De hecho, el secretario de Defensa, Pete Hegseth, aseguró el miércoles en una conferencia de prensa en el Pentágono que EE.UU. todavía podía desplegar fuerzas especiales -incluso en el marco de una tregua- para hacerse del uranio enriquecido hasta niveles que podría utilizarse para construir un artefacto nuclear si Teherán se rehúsa a entregarlo.
Como si fueran pocas fricciones, para dos partes que acaban de mostrar vocación de acercamiento, se suma el factor tarifazo.
Es como si Trump ya lo hubiera convertido en un hábito. Necesita amenazar con tarifas para equilibrar su sistema.
A horas de firmar la tregua, advirtió que cualquier país que proporcionara armas o cualquier tipo de apoyo militar a Irán sería penalizado con tarifas del 50% sobre todos los bienes que ingresen a EE.UU.
Teherán mantiene una larga alianza comercial con Rusia, que reconoció ser un proveedor de equipamiento de defensa del país.
En clara contradicción con la medida, recientemente Trump levantó las sanciones petroleras a Moscú por un tiempo, lo que derivó en ingresos suculentos para la economía de guerra de Vladimir Putin.
Y finalmente, el propio Irán se rió en la cara de Trump y de la tregua. Es el factor Golfo.

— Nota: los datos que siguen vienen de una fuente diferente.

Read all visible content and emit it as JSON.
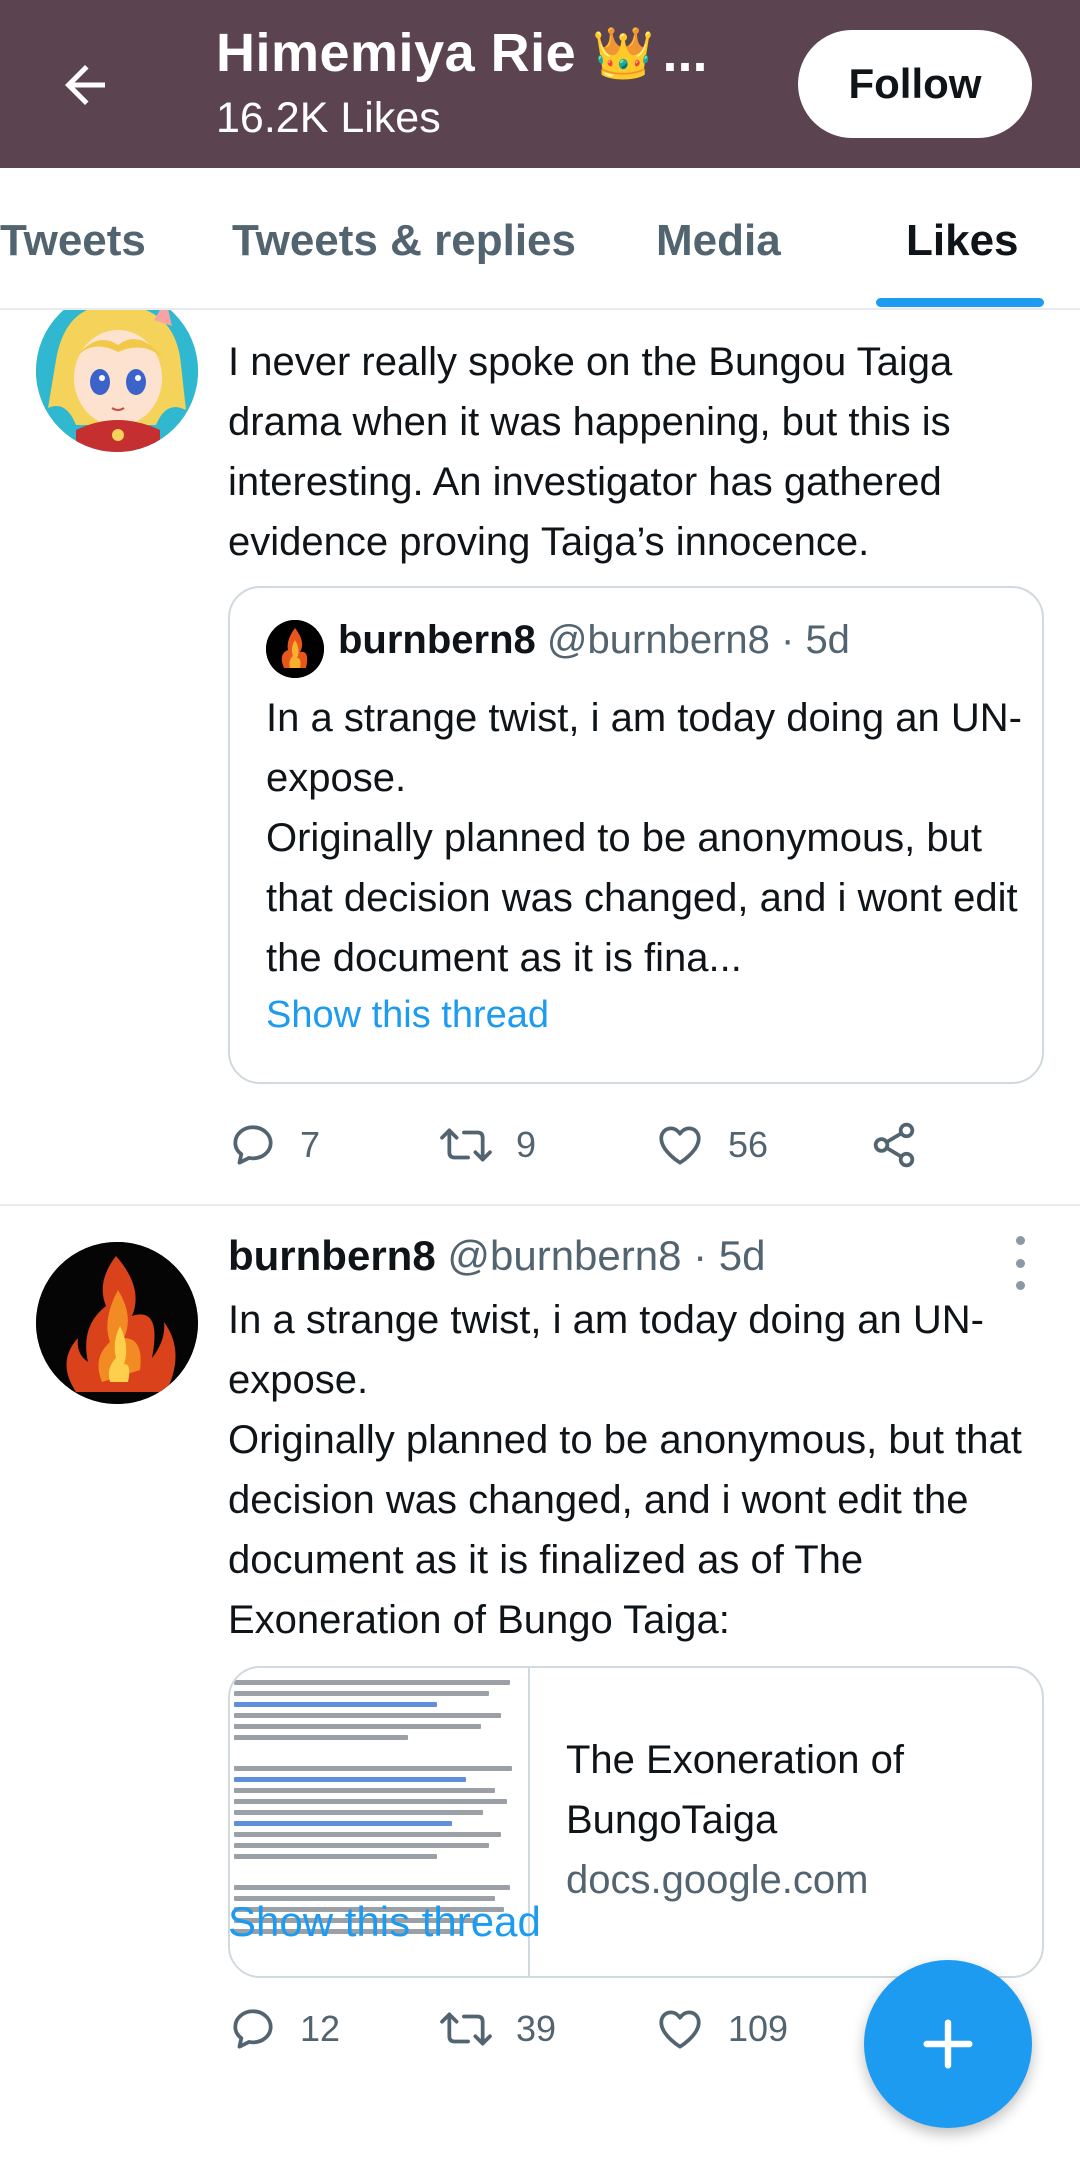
{
  "header": {
    "title": "Himemiya Rie",
    "title_emoji": "👑",
    "title_ellipsis": "...",
    "likes_count": "16.2K Likes",
    "follow_label": "Follow"
  },
  "tabs": [
    {
      "label": "Tweets"
    },
    {
      "label": "Tweets & replies"
    },
    {
      "label": "Media"
    },
    {
      "label": "Likes",
      "active": true
    }
  ],
  "tweet1": {
    "text": "I never really spoke on the Bungou Taiga drama when it was happening, but this is interesting. An investigator has gathered evidence proving Taiga’s innocence.",
    "quote": {
      "name": "burnbern8",
      "handle_time": "@burnbern8 · 5d",
      "text": "In a strange twist, i am today doing an UN-expose.\nOriginally planned to be anonymous, but that decision was changed, and i wont edit the document as it is fina...",
      "show_thread": "Show this thread"
    },
    "stats": {
      "replies": "7",
      "retweets": "9",
      "likes": "56"
    }
  },
  "tweet2": {
    "name": "burnbern8",
    "handle_time": "@burnbern8 · 5d",
    "text": "In a strange twist, i am today doing an UN-expose.\nOriginally planned to be anonymous, but that decision was changed, and i wont edit the document as it is finalized as of The Exoneration of Bungo Taiga:",
    "link_card": {
      "title": "The Exoneration of BungoTaiga",
      "domain": "docs.google.com"
    },
    "stats": {
      "replies": "12",
      "retweets": "39",
      "likes": "109"
    },
    "show_thread": "Show this thread"
  },
  "colors": {
    "header_bg": "#5b4350",
    "accent": "#1d9bf0",
    "muted_text": "#536471",
    "border": "#cfd9de"
  },
  "icons": [
    "back-arrow-icon",
    "reply-icon",
    "retweet-icon",
    "like-icon",
    "share-icon",
    "more-icon",
    "compose-plus-icon"
  ]
}
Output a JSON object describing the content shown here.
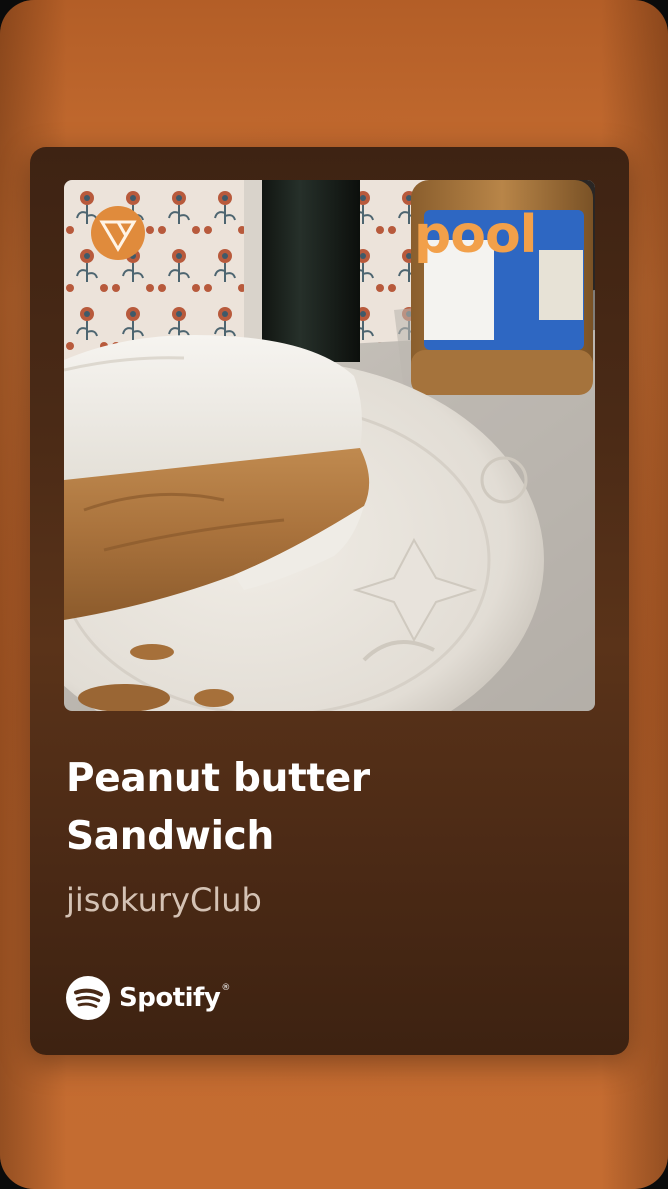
{
  "track": {
    "title": "Peanut butter Sandwich",
    "artist": "jisokuryClub"
  },
  "cover": {
    "logo_text": "pool",
    "logo_color": "#f2a04a",
    "badge_icon": "triangle-logo-icon"
  },
  "brand": {
    "name": "Spotify",
    "icon": "spotify-icon"
  },
  "colors": {
    "background_orange": "#c8692d",
    "card_brown": "#4a2a16",
    "text_primary": "#ffffff",
    "text_secondary": "#d4c2b4"
  }
}
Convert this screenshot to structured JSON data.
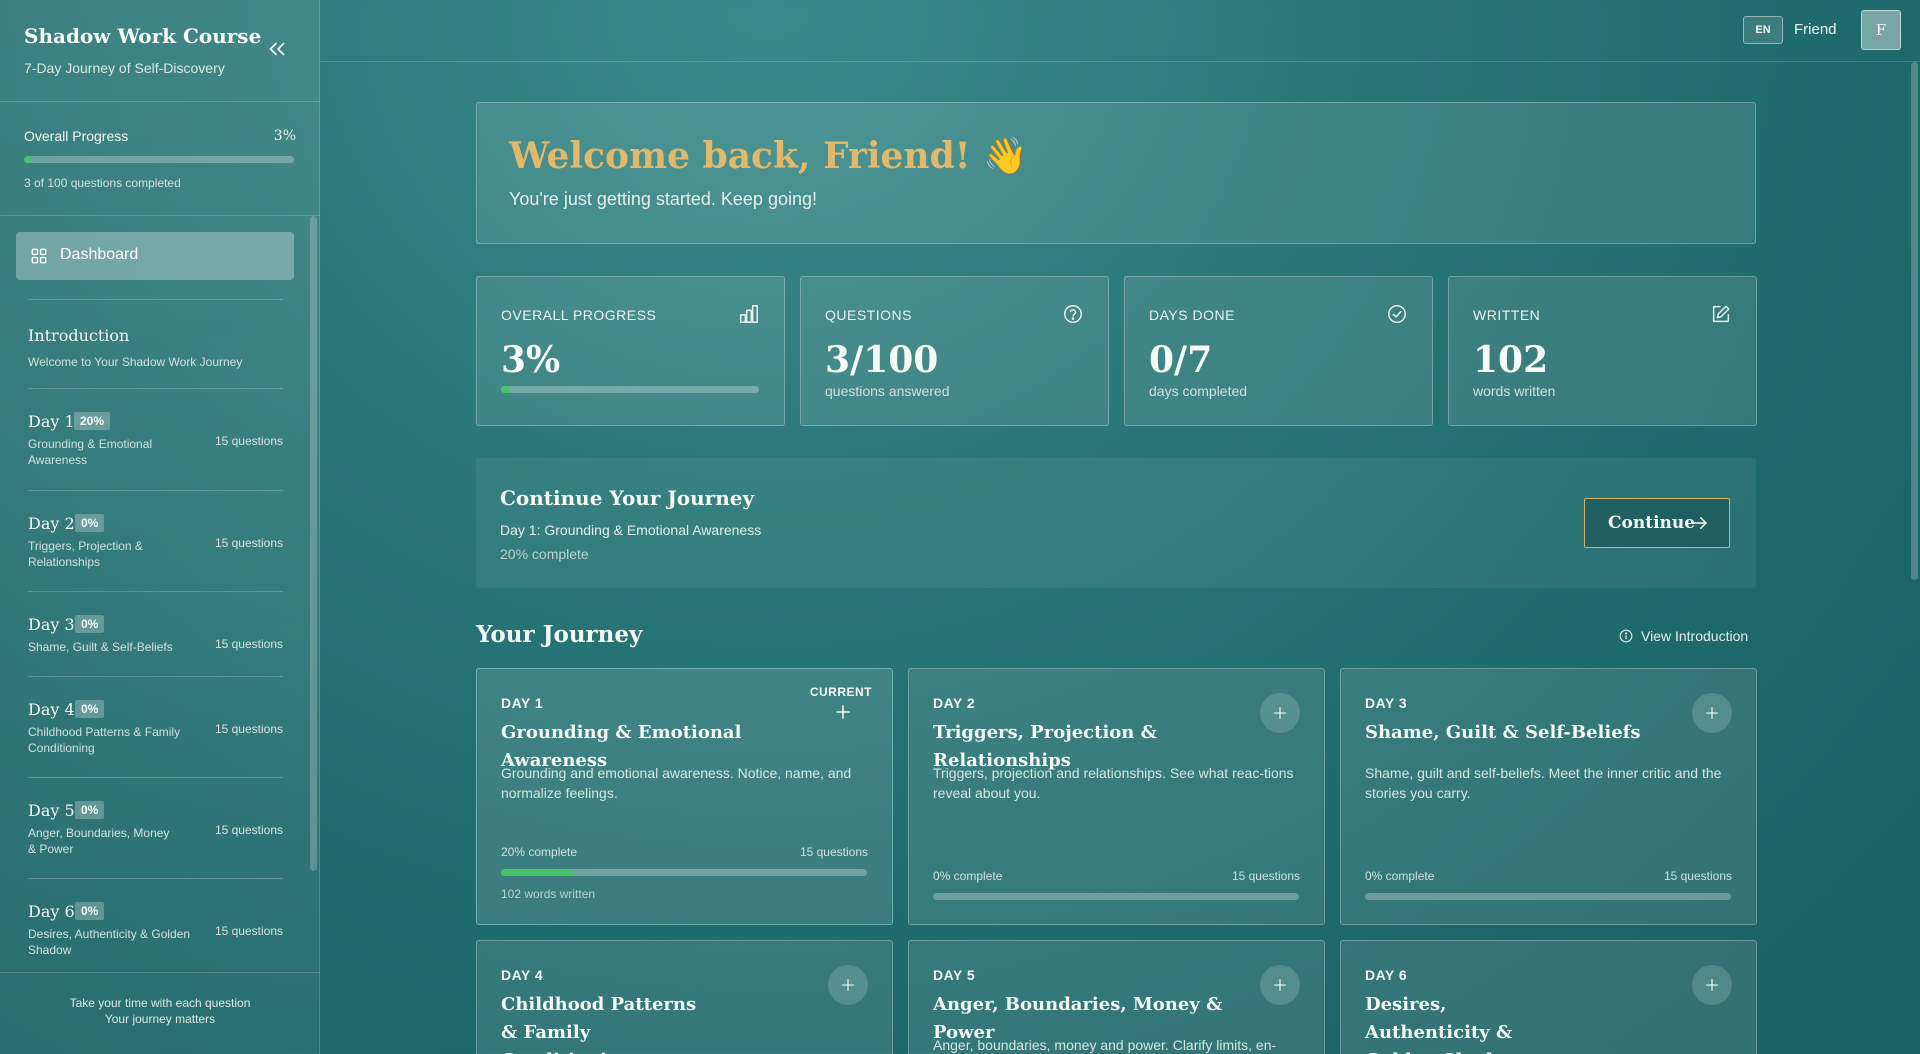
{
  "sidebar": {
    "title": "Shadow Work Course",
    "subtitle": "7-Day Journey of Self-Discovery",
    "progress": {
      "label": "Overall Progress",
      "value": "3%",
      "fraction": 0.03,
      "count": "3 of 100 questions completed"
    },
    "dashboard_label": "Dashboard",
    "intro": {
      "title": "Introduction",
      "subtitle": "Welcome to Your Shadow Work Journey"
    },
    "days": [
      {
        "name": "Day 1",
        "badge": "20%",
        "desc": "Grounding & Emotional Awareness",
        "questions": "15 questions"
      },
      {
        "name": "Day 2",
        "badge": "0%",
        "desc": "Triggers, Projection & Relationships",
        "questions": "15 questions"
      },
      {
        "name": "Day 3",
        "badge": "0%",
        "desc": "Shame, Guilt & Self-Beliefs",
        "questions": "15 questions"
      },
      {
        "name": "Day 4",
        "badge": "0%",
        "desc": "Childhood Patterns & Family Conditioning",
        "questions": "15 questions"
      },
      {
        "name": "Day 5",
        "badge": "0%",
        "desc": "Anger, Boundaries, Money & Power",
        "questions": "15 questions"
      },
      {
        "name": "Day 6",
        "badge": "0%",
        "desc": "Desires, Authenticity & Golden Shadow",
        "questions": "15 questions"
      }
    ],
    "footer": {
      "line1": "Take your time with each question",
      "line2": "Your journey matters"
    }
  },
  "topbar": {
    "language": "EN",
    "user_name": "Friend",
    "avatar_initial": "F"
  },
  "welcome": {
    "title": "Welcome back, Friend! 👋",
    "subtitle": "You're just getting started. Keep going!"
  },
  "stats": [
    {
      "label": "OVERALL PROGRESS",
      "value": "3%",
      "fraction": 0.03,
      "icon": "bar-chart-icon"
    },
    {
      "label": "QUESTIONS",
      "value": "3/100",
      "sub": "questions answered",
      "icon": "help-circle-icon"
    },
    {
      "label": "DAYS DONE",
      "value": "0/7",
      "sub": "days completed",
      "icon": "check-circle-icon"
    },
    {
      "label": "WRITTEN",
      "value": "102",
      "sub": "words written",
      "icon": "edit-icon"
    }
  ],
  "continue": {
    "title": "Continue Your Journey",
    "day": "Day 1: Grounding & Emotional Awareness",
    "percent": "20% complete",
    "button_label": "Continue"
  },
  "journey": {
    "title": "Your Journey",
    "view_intro_label": "View Introduction",
    "current_label": "CURRENT",
    "cards": [
      {
        "day": "DAY 1",
        "title": "Grounding & Emotional Awareness",
        "desc": "Grounding and emotional awareness. Notice, name, and normalize feelings.",
        "percent": "20% complete",
        "fraction": 0.2,
        "questions": "15 questions",
        "words": "102 words written"
      },
      {
        "day": "DAY 2",
        "title": "Triggers, Projection & Relationships",
        "desc": "Triggers, projection and relationships. See what reac-tions reveal about you.",
        "percent": "0% complete",
        "fraction": 0,
        "questions": "15 questions"
      },
      {
        "day": "DAY 3",
        "title": "Shame, Guilt & Self-Beliefs",
        "desc": "Shame, guilt and self-beliefs. Meet the inner critic and the stories you carry.",
        "percent": "0% complete",
        "fraction": 0,
        "questions": "15 questions"
      },
      {
        "day": "DAY 4",
        "title": "Childhood Patterns & Family Conditioning"
      },
      {
        "day": "DAY 5",
        "title": "Anger, Boundaries, Money & Power",
        "desc": "Anger, boundaries, money and power. Clarify limits, en-"
      },
      {
        "day": "DAY 6",
        "title": "Desires, Authenticity & Golden Shadow"
      }
    ]
  },
  "colors": {
    "accent_gold": "#e2b96a",
    "progress_green": "#48c16a",
    "background_teal": "#2a7778"
  }
}
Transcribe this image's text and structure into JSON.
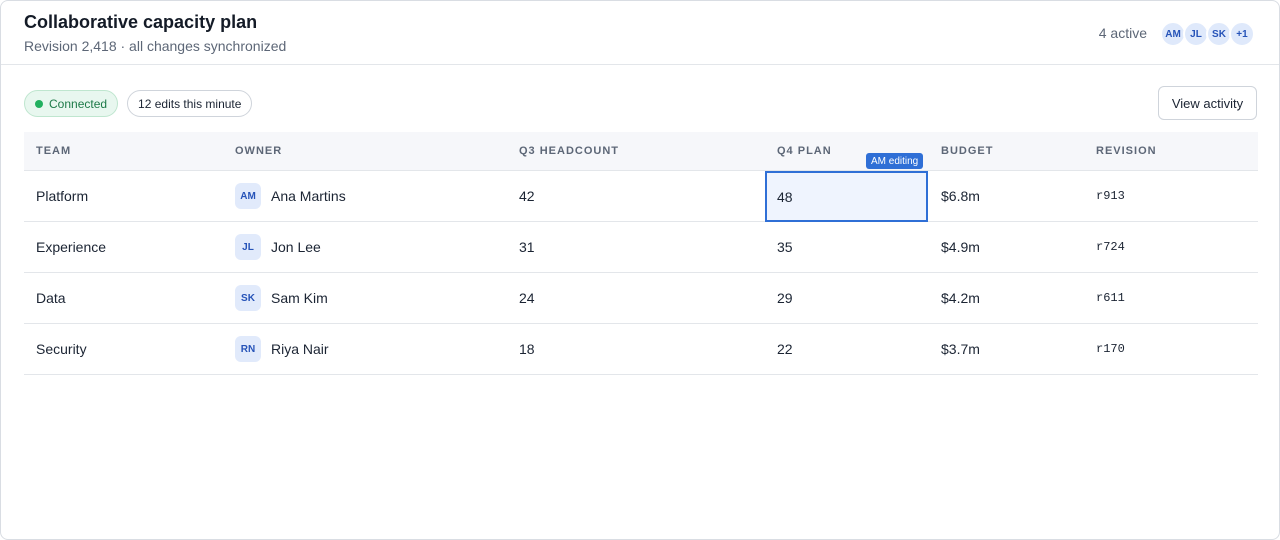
{
  "header": {
    "title": "Collaborative capacity plan",
    "subtitle": "Revision 2,418 · all changes synchronized",
    "active_count": "4 active",
    "presence": [
      "AM",
      "JL",
      "SK",
      "+1"
    ]
  },
  "toolbar": {
    "status": "Connected",
    "edits": "12 edits this minute",
    "activity_button": "View activity"
  },
  "table": {
    "columns": [
      "TEAM",
      "OWNER",
      "Q3 HEADCOUNT",
      "Q4 PLAN",
      "BUDGET",
      "REVISION"
    ],
    "rows": [
      {
        "team": "Platform",
        "owner_initials": "AM",
        "owner": "Ana Martins",
        "q3": "42",
        "q4": "48",
        "budget": "$6.8m",
        "revision": "r913"
      },
      {
        "team": "Experience",
        "owner_initials": "JL",
        "owner": "Jon Lee",
        "q3": "31",
        "q4": "35",
        "budget": "$4.9m",
        "revision": "r724"
      },
      {
        "team": "Data",
        "owner_initials": "SK",
        "owner": "Sam Kim",
        "q3": "24",
        "q4": "29",
        "budget": "$4.2m",
        "revision": "r611"
      },
      {
        "team": "Security",
        "owner_initials": "RN",
        "owner": "Riya Nair",
        "q3": "18",
        "q4": "22",
        "budget": "$3.7m",
        "revision": "r170"
      }
    ],
    "editing_label": "AM editing"
  },
  "colors": {
    "accent": "#2f6fd6",
    "connected": "#22b05f"
  }
}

En la medianoche del miércoles, tanto Qatar como Arabia Saudita reportaron ataques con drones iraníes, como si nada hubiera pasado. También Kuwait y Emiratos Árabes Unidos informaron de bombardeos.
Los grandes países petroleros de petróleo del Golfo se encuentran en una situación crítica al no poder comercializar a través del estrecho de Ormuz su producción. La capacidad de almacenamiento ya está casi a tope, lo que pronto puede obligar a frenar la actividad por completo.
El martes el mundo estuvo conteniendo el aliento a la espera de qué podía pasar en un enfrentamiento que no encuentra salida, con dos protagonistas tan volátiles y desconfiados.
No sería de extrañar que aún después de todo esto Trump consiga la forma de mantener la tregua a flote. Todo es posible.
Lo que le importa es el petróleo. Y el derrumbe de las primeras horas fue catártico.